It’s been a weak start to the year for the Mumbai real estate market with the number of property sales registered in India’s financial capital continuing to fall for the second consecutive month. The downtrend in sales volumes for the month of February is similar to that seen in January. Sales registrations at 4,716 are down 22% year-on-year and 7% month-on-month, according to a study by Prabhudas Lilladher, which points out that even after adjusting for the fewer days in February, the numbers would be more or less similar to those seen last month.
“The three-month moving average graph for sales registrations clearly illustrates a continuation of the downtrend,” the brokerage notes, adding that volumes for the lease segment continue to trend up, with the numbers coming in at 8,055, up 20% year-on-year. The continuous rise in the number of properties being leased is probably the result of prospective home buyers not being able to afford purchases after the sharp rise in property prices seen over the last one and a half years. It’s possible that prospective buyers are waiting for a correction.
Sales in Mumbai’s suburbs fell sharply, down 26% year-on-year in February, on the back of a 26% year-on-year drop in January.

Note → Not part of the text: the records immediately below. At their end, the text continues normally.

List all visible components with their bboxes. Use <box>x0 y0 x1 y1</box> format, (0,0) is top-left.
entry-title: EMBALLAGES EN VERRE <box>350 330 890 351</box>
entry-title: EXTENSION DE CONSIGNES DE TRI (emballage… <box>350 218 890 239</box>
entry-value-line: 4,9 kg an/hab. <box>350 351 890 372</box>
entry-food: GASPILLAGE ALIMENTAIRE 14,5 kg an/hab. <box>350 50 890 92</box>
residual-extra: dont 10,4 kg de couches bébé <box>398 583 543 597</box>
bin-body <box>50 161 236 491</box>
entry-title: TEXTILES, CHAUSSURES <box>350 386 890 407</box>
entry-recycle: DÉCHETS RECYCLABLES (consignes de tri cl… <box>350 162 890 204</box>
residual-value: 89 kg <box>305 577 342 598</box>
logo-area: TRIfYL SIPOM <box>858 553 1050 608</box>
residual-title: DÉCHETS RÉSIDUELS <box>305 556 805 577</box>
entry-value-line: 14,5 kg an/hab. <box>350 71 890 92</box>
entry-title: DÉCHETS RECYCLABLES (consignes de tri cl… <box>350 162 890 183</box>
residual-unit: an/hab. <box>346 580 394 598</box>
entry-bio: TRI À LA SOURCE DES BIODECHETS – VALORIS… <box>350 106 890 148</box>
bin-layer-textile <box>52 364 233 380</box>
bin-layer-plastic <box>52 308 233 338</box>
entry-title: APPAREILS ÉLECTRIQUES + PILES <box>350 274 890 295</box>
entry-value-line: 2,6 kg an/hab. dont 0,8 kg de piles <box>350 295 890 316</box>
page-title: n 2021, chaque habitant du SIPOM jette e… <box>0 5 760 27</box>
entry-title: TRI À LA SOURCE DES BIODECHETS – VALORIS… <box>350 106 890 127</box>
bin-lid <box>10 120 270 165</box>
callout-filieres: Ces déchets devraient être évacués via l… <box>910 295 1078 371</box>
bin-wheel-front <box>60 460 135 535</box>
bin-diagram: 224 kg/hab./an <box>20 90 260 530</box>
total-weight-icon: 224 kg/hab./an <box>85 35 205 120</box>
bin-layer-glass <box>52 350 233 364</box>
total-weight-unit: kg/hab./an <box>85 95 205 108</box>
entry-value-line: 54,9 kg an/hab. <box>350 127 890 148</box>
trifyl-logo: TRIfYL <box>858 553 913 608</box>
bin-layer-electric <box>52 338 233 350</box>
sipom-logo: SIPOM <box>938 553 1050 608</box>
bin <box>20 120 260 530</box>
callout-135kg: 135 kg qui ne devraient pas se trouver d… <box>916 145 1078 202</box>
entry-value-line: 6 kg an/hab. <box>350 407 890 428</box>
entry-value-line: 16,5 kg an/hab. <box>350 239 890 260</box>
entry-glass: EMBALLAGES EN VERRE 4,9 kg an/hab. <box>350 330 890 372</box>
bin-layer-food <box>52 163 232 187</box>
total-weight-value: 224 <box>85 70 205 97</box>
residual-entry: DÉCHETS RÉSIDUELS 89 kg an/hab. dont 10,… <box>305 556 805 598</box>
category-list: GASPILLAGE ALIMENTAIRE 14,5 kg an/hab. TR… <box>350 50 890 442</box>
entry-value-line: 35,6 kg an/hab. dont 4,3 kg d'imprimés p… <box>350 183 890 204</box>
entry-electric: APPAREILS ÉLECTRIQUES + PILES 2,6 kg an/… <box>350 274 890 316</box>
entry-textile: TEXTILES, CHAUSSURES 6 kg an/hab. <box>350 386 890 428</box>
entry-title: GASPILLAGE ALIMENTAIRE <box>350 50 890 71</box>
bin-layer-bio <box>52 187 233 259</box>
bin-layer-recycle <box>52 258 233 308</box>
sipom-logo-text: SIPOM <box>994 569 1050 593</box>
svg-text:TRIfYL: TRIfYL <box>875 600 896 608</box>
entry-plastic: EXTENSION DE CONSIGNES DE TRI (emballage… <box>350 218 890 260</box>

In contrast, sales in Mumbai city at 824 are up 13% year-on-year, albeit on the lower base of last year.
The brokerage notes that although February 2011 figures suggest a divergent trend, “a sharp slowdown is visible in both the city and suburbs, with volumes down 45% and 46% respectively compared to their peaks in 2010.”
Meanwhile, real estate analysts believe that although volumes were reasonably good at a pan-India level (ex-Mumbai), in the three months to December 2010, rising property prices and hardening mortgage rates combined with slowing investor demand will lead to volumes declining across most cities in the first half of 2011. “Volumes in Mumbai are down 50% below peak levels and we believe a similar trend, though less acute, may play out in the National Capital Region (NCR) over the first half of calendar 2011,” notes a report from Edelweiss.
The brokerage adds, “We have maintained a view of prices in Mumbai correcting by about 15% in 2011 on account of high prices and dampened buyer sentiment. In this regard, our channel checks indicate initial signs of prices softening in central Mumbai. However, we believe the correction of about 15% is limited to premium high-rise projects in the initial stages of construction and does not represent a broad-based correction in Mumbai.”
Meanwhile, the cost of home loans is going up with almost all banks and home loan major HFDC having upped their lending rates in the last few months. Some banks like ICICI Bank have increased rates twice in the span of three months in the wake of the central bank tightening money.